Второй акт “Одесских рассказов” начинался с музыкального дивертисмента - многие зрители, из числа завсегдатаев ТМДиК и поклонников постановок Войновского, считали эту часть действия безусловным гвоздем программы. Более сильное эмоциональное воздействие на зал производил только финальный эпизод, когда расстрелянные Беня Крик и его “альтер эго”, Мишка Япончик, встречаются в некоей Зоне, напоминающий не то дикую степь, не то громадный пустырь, стоят перед высоченными воротами, и сперва ничего не помнят, жарко спорят и ругаются, кому войти в ворота первым, а кто тут лишний - а потом вдруг узнают друг друга. И, как бы становясь духовно единым целым, по-братски обнимаются и, под рвущую душу песню Высоцкого про райские яблоки, проходят в медленно приоткрывающиеся ворота, за которыми сияет теплый золотистый свет…
А когда на сцену выходил грандиозный Минаев, в костюме раввина, и проникновенно произносил в зал:
- Они заслужили Свет! - начинали рыдать даже самые стойкие…
Ряд театральных критиков по поводу этого финала бесновался и брызгал слюной, называя “пропагандой гомосексуализма с отчетливым сионистским душком”, другая сдержанно говорила о “дерзкой и смелой, эстетически безупречной, но нравственно спорной трактовке Библии”, третья же не помнила себя от восторга и безудержно хвалила “высокий гуманистический пафос и ненавязчивую проповедь идей подлинной свободы, подлинного равенства и настоящего духовного братства”. Но все - и апологеты, и ниспровергатели, и объективисты - неизменно отмечали “талантливую, тонкую, эмоциональную и глубоко психологичную работу актера Павла Бердянского в роли Мишки Япончика”.
Пожалуй, из всех спектаклей с участием сына, Юрий Павлович любил сильнее всего именно этот. “Одесские рассказы” неизменно возвращали его в собственное босоногое детство и лихое отрочество, проведенные в послевоенной Одессе и на золотых черноморских пляжах неподалеку от нее. И потому сочный одесский говорок, тонко переданный Бабелем, и неподражаемый еврейский юмор будили в нем только хорошие воспоминания. А вдохновенная и дерзкая игра Павла неизменно вызывала то смех до колик в животе, то слезы на глазах - особенно в трогательных монологах финала.

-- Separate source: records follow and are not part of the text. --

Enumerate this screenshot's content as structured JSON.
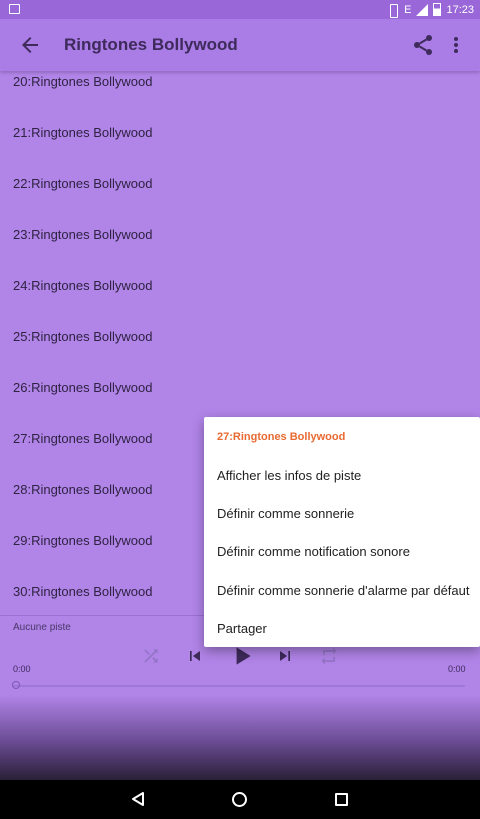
{
  "status_bar": {
    "network": "E",
    "time": "17:23"
  },
  "app_bar": {
    "title": "Ringtones Bollywood"
  },
  "list": {
    "items": [
      "20:Ringtones Bollywood",
      "21:Ringtones Bollywood",
      "22:Ringtones Bollywood",
      "23:Ringtones Bollywood",
      "24:Ringtones Bollywood",
      "25:Ringtones Bollywood",
      "26:Ringtones Bollywood",
      "27:Ringtones Bollywood",
      "28:Ringtones Bollywood",
      "29:Ringtones Bollywood",
      "30:Ringtones Bollywood"
    ]
  },
  "player": {
    "track_label": "Aucune piste",
    "time_elapsed": "0:00",
    "time_total": "0:00",
    "progress": 0
  },
  "context_menu": {
    "title": "27:Ringtones Bollywood",
    "items": [
      "Afficher les infos de piste",
      "Définir comme sonnerie",
      "Définir comme notification sonore",
      "Définir comme sonnerie d'alarme par défaut",
      "Partager"
    ]
  },
  "colors": {
    "accent": "#e86a32",
    "background": "#b184e8",
    "app_bar": "#a97ce6"
  },
  "icons": [
    "back-arrow-icon",
    "share-icon",
    "more-vert-icon",
    "shuffle-icon",
    "skip-previous-icon",
    "play-icon",
    "skip-next-icon",
    "repeat-icon"
  ]
}
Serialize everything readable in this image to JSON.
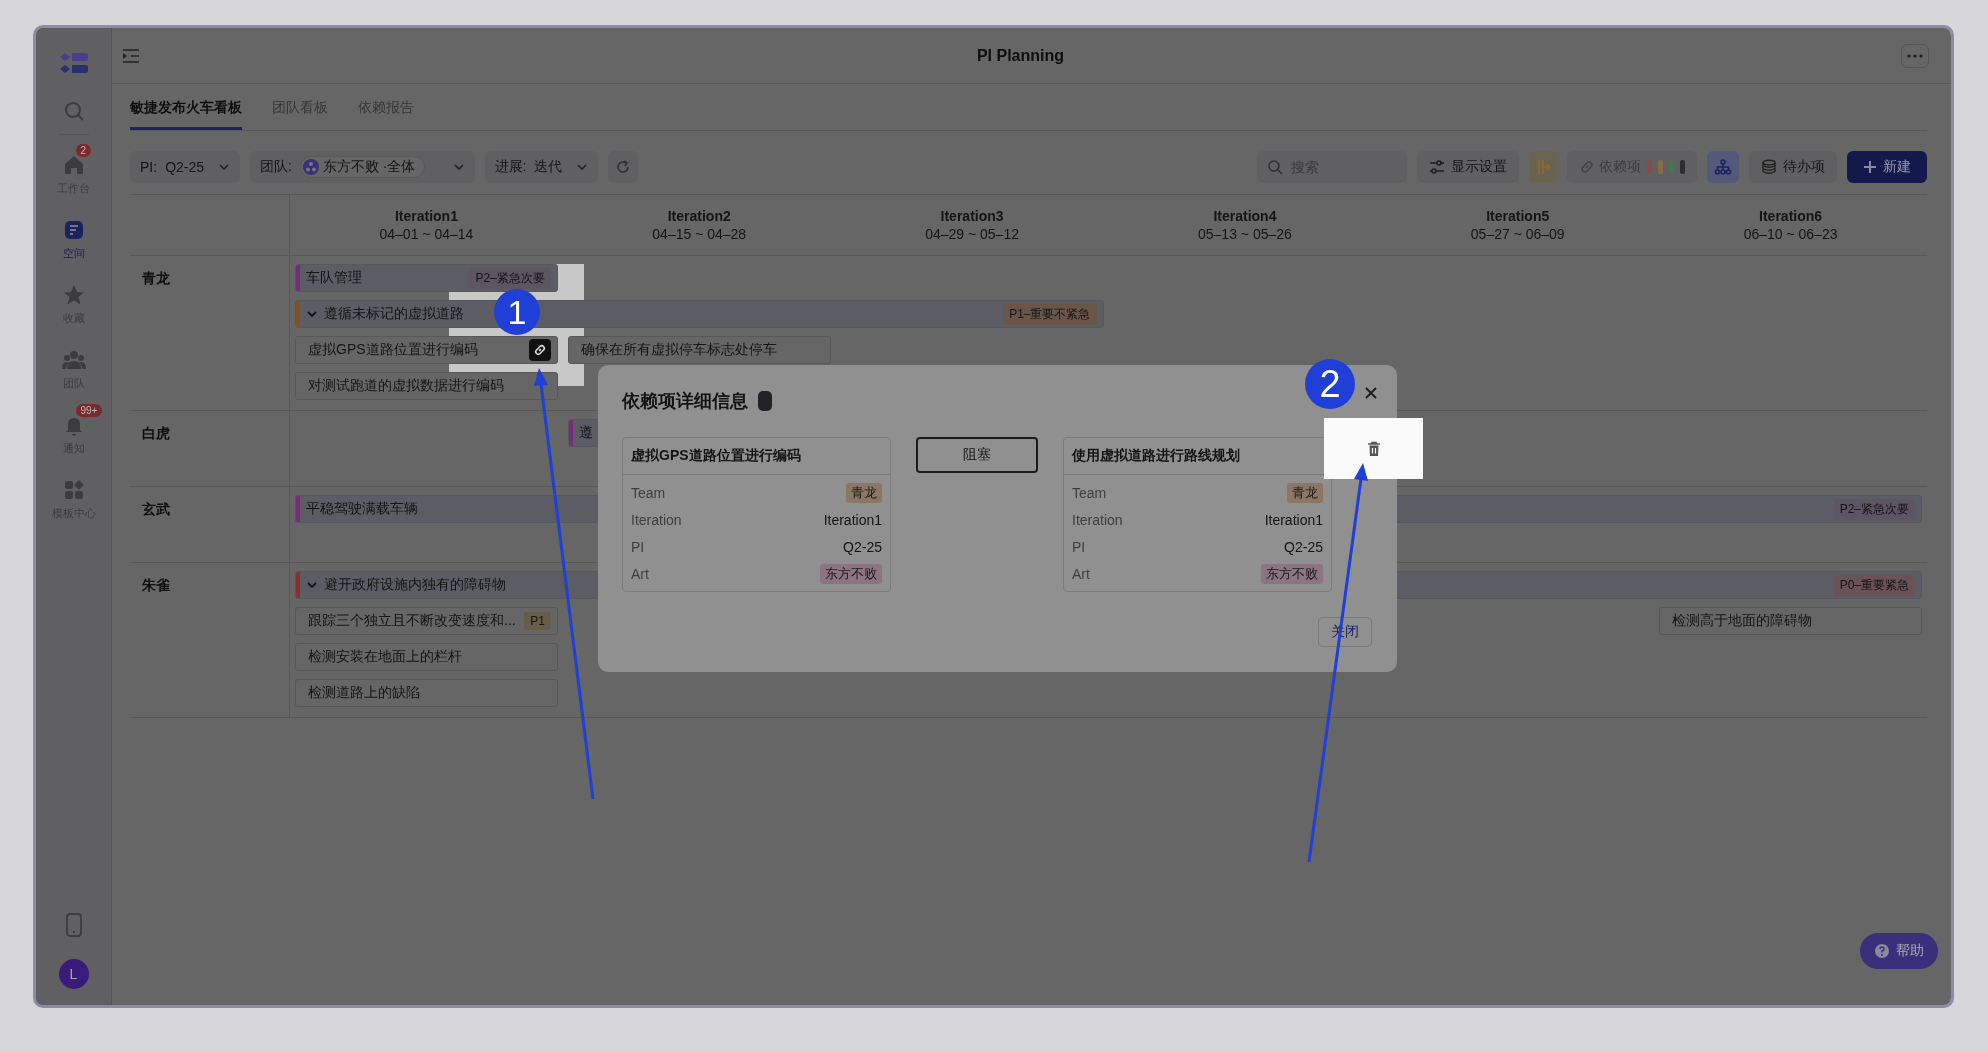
{
  "sidebar": {
    "nav": [
      {
        "kind": "home",
        "label": "工作台",
        "badge": "2",
        "selected": false
      },
      {
        "kind": "space",
        "label": "空间",
        "selected": true
      },
      {
        "kind": "star",
        "label": "收藏",
        "selected": false
      },
      {
        "kind": "team",
        "label": "团队",
        "selected": false
      },
      {
        "kind": "bell",
        "label": "通知",
        "badge": "99+",
        "selected": false
      },
      {
        "kind": "grid",
        "label": "模板中心",
        "selected": false
      }
    ],
    "avatar": "L"
  },
  "header": {
    "title": "PI Planning"
  },
  "tabs": [
    {
      "label": "敏捷发布火车看板",
      "selected": true
    },
    {
      "label": "团队看板",
      "selected": false
    },
    {
      "label": "依赖报告",
      "selected": false
    }
  ],
  "filters": [
    {
      "kind": "select",
      "label": "PI:",
      "value": "Q2-25"
    },
    {
      "kind": "team",
      "label": "团队:",
      "value": "东方不败 ·全体"
    },
    {
      "kind": "select",
      "label": "进展:",
      "value": "迭代"
    }
  ],
  "toolbar": {
    "search": {
      "placeholder": "搜索"
    },
    "display_settings": "显示设置",
    "dependencies": {
      "label": "依赖项",
      "legend": [
        {
          "color": "#8a4a4a"
        },
        {
          "color": "#8a6a48"
        },
        {
          "color": "#3f7a4a"
        },
        {
          "color": "#2e2e2e"
        }
      ]
    },
    "hierarchy_view": {
      "selected": true
    },
    "backlog": "待办项",
    "new_button": "新建"
  },
  "board": {
    "iterations": [
      {
        "name": "Iteration1",
        "dates": "04–01 ~ 04–14"
      },
      {
        "name": "Iteration2",
        "dates": "04–15 ~ 04–28"
      },
      {
        "name": "Iteration3",
        "dates": "04–29 ~ 05–12"
      },
      {
        "name": "Iteration4",
        "dates": "05–13 ~ 05–26"
      },
      {
        "name": "Iteration5",
        "dates": "05–27 ~ 06–09"
      },
      {
        "name": "Iteration6",
        "dates": "06–10 ~ 06–23"
      }
    ],
    "teams": [
      {
        "name": "青龙",
        "lines": [
          [
            {
              "kind": "feature",
              "title": "车队管理",
              "color": "#7a2a7a",
              "badge": {
                "text": "P2–紧急次要",
                "color": "#5e5563"
              }
            }
          ],
          [
            {
              "kind": "epic",
              "title": "遵循未标记的虚拟道路",
              "color": "#845022",
              "expanded": true,
              "badge": {
                "text": "P1–重要不紧急",
                "color": "#6a5648"
              }
            },
            {
              "kind": "continued"
            },
            {
              "kind": "continued"
            }
          ],
          [
            {
              "kind": "story",
              "title": "虚拟GPS道路位置进行编码",
              "linked": true
            },
            {
              "kind": "story",
              "title": "确保在所有虚拟停车标志处停车",
              "linked": false
            }
          ],
          [
            {
              "kind": "story",
              "title": "对测试跑道的虚拟数据进行编码",
              "linked": false
            }
          ]
        ]
      },
      {
        "name": "白虎",
        "lines": [
          [
            {
              "kind": "empty"
            },
            {
              "kind": "feature",
              "title": "遵",
              "color": "#7a2a7a"
            }
          ]
        ]
      },
      {
        "name": "玄武",
        "lines": [
          [
            {
              "kind": "feature",
              "title": "平稳驾驶满载车辆",
              "color": "#7a2a7a",
              "badge": {
                "text": "P2–紧急次要",
                "color": "#5e5563"
              }
            },
            {
              "kind": "continued"
            },
            {
              "kind": "continued"
            },
            {
              "kind": "continued"
            },
            {
              "kind": "continued"
            },
            {
              "kind": "continued"
            }
          ]
        ]
      },
      {
        "name": "朱雀",
        "lines": [
          [
            {
              "kind": "epic",
              "title": "避开政府设施内独有的障碍物",
              "color": "#8a2f2f",
              "expanded": true,
              "badge": {
                "text": "P0–重要紧急",
                "color": "#6a5257"
              }
            },
            {
              "kind": "continued"
            },
            {
              "kind": "continued"
            },
            {
              "kind": "continued"
            },
            {
              "kind": "continued"
            },
            {
              "kind": "continued"
            }
          ],
          [
            {
              "kind": "story",
              "title": "跟踪三个独立且不断改变速度和...",
              "linked": false,
              "badge": {
                "text": "P1",
                "color": "#665e48"
              }
            },
            {
              "kind": "empty"
            },
            {
              "kind": "empty"
            },
            {
              "kind": "empty"
            },
            {
              "kind": "empty"
            },
            {
              "kind": "story",
              "title": "检测高于地面的障碍物",
              "linked": false
            }
          ],
          [
            {
              "kind": "story",
              "title": "检测安装在地面上的栏杆",
              "linked": false
            }
          ],
          [
            {
              "kind": "story",
              "title": "检测道路上的缺陷",
              "linked": false
            }
          ]
        ]
      }
    ]
  },
  "dependency_dialog": {
    "title": "依赖项详细信息",
    "source": {
      "title": "虚拟GPS道路位置进行编码",
      "fields": [
        {
          "kind": "tag",
          "label": "Team",
          "value": "青龙",
          "color": "#8c7763"
        },
        {
          "kind": "text",
          "label": "Iteration",
          "value": "Iteration1"
        },
        {
          "kind": "text",
          "label": "PI",
          "value": "Q2-25"
        },
        {
          "kind": "tag",
          "label": "Art",
          "value": "东方不败",
          "color": "#8c7480"
        }
      ]
    },
    "relation": "阻塞",
    "target": {
      "title": "使用虚拟道路进行路线规划",
      "fields": [
        {
          "kind": "tag",
          "label": "Team",
          "value": "青龙",
          "color": "#8c7763"
        },
        {
          "kind": "text",
          "label": "Iteration",
          "value": "Iteration1"
        },
        {
          "kind": "text",
          "label": "PI",
          "value": "Q2-25"
        },
        {
          "kind": "tag",
          "label": "Art",
          "value": "东方不败",
          "color": "#8c7480"
        }
      ]
    },
    "close_button": "关闭"
  },
  "help_button": "帮助",
  "annotations": [
    {
      "number": "1"
    },
    {
      "number": "2"
    }
  ]
}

Вот и теперь, в дивертисменте, он сразу увлекся происходящим на сцене музыкально-танцевальным волшебством, и даже не заметил, как на свободное откидное место рядом с ним (он, как всегда, сидел у самого края, ближе к центральному проходу) опустилась грациозная пышногрудая блондинка…
- Добрый вечер, Юрь Палыч…- шепнула она, обдав его легким благоуханием французских духов. - Пришли на сына посмотреть?.. Паша сегодня в ударе…
- А, Аллочка, привет… Да, вот решил скоротать вечерок приятным образом… - узнав одну из бывших театральных пассий сына, Юрий Павлович мило улыбнулся ей, но глянул только мельком, все свое внимание отдавая происходящему на сцене.
Павел и в самом деле был в ударе… и в голосе. Зрители (и в первую очередь зрительницы) только ахали, протяжно и томно, когда он, в своем наряде матроса, выполнял очередное сложнейшее па, пируэт или прыжок с такой легкостью и точностью, что это казалось магией, а уж когда с той же непринужденностью в куплете песни пробегал весь диапазон звучания, начав на высоких нотах, и закончив в самом нижнем регистре - зал взрывался аплодисментами и еще более восторженными возгласами:
- Браво! Бра-во!
Юрий Павлович, прекрасно зная, что Паша не упускает его из виду, тоже не скупился на аплодисменты… когда на сцене убавили свет, а декорация повернулась, явив зрителям интерьер кабака или таверны, Бердянский - старший даже вперед подался, с особенным удовольствием готовясь прослушать и посмотреть номер с “Девушкой из Нагасаки”.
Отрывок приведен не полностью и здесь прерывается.